Fortunately he was used to hunting-dogs, at Methven, and knew how to keep them approximately in order. But he was not clad for ploutering about in scrub and undergrowth, especially when it transpired that this woodland was itself not much better than swamp and he had to splash and wade much of the time—which did not do his fine new thigh-length doe-skin riding-boots any good at all. He had to quarter that covert methodically, putting up duck and other waterfowl and herons—deer too, and lesser creatures, but these could be ignored—but had to pause whenever the head-falconer blew his horn, for the hawks could not cope with constant flighting, and renew his efforts when signalled again.
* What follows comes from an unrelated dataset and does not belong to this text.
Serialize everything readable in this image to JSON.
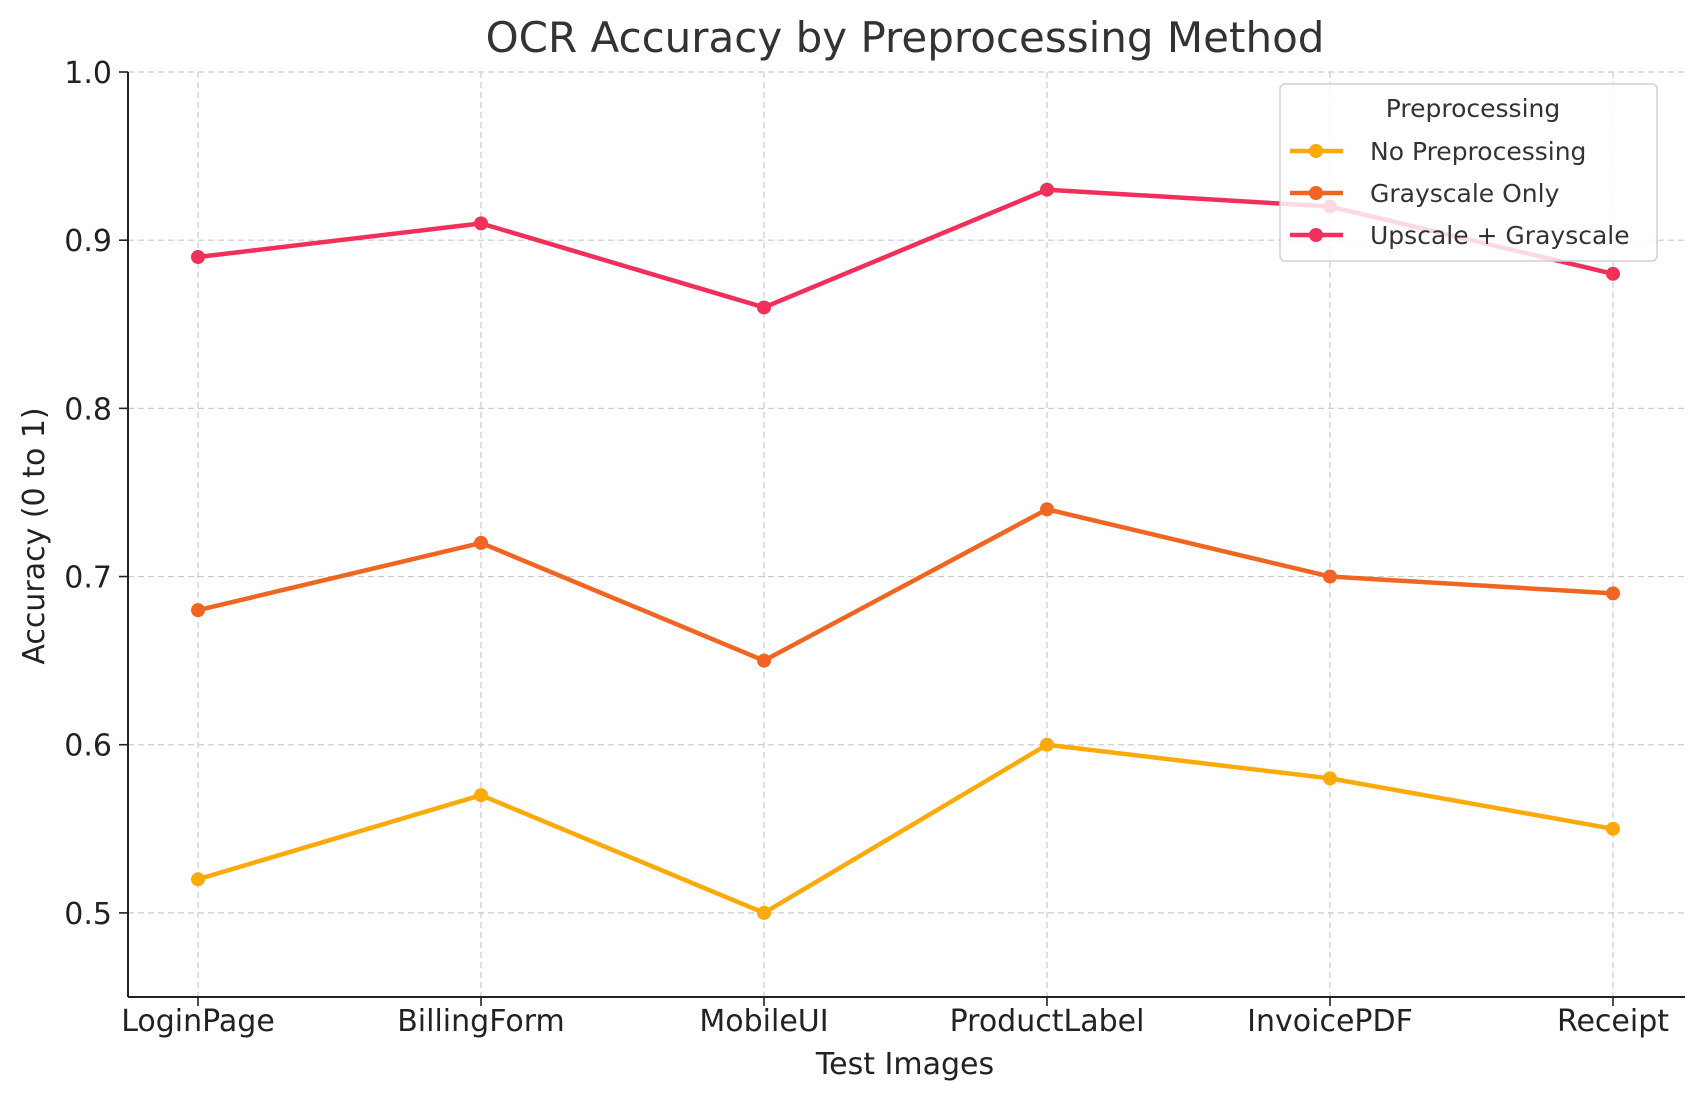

It was scarcely suitable employment for a knight, and Governor of Dumbarton Castle at that; but since the King had made him both and this was the King's command, John could not very well complain.
It made a slow and slaistery business, for there was a lot of this marshy scrub; but at long last the horn blew a succession of short blasts for the recall, and thankfully the weary beaters made their way back to the monarch at the horses, heavy-footed, mud-covered and wet.
James, still in the saddle, eyed his young kinsman critically. "You sent them out ower many at a time, man," he complained. "Confusing the hawks, just. I didna want
flocks
o' ducks and the like, but ones and twos. You should have kent that. And you're right clarty, fair covered in glaur! What have you been at?"
John controlled his voice with difficulty. "Those trees are growing out of water and mud, Sire. It is all flooded. And the birds are
in
flocks, not conveniently in ones and twos! Nor do I think that the dogs can count!"
"Hey, hey—hoity-toity, eh? You'll no' speak that way wi'
me,
your liege-lord, Johnnie Stewart! Watch your words."
"Yes, Sire." That was scarcely humble, however.
James eyed him thoughtfully, then without another word, wheeled his horse round and spurred off. Hastily John had to mount and follow.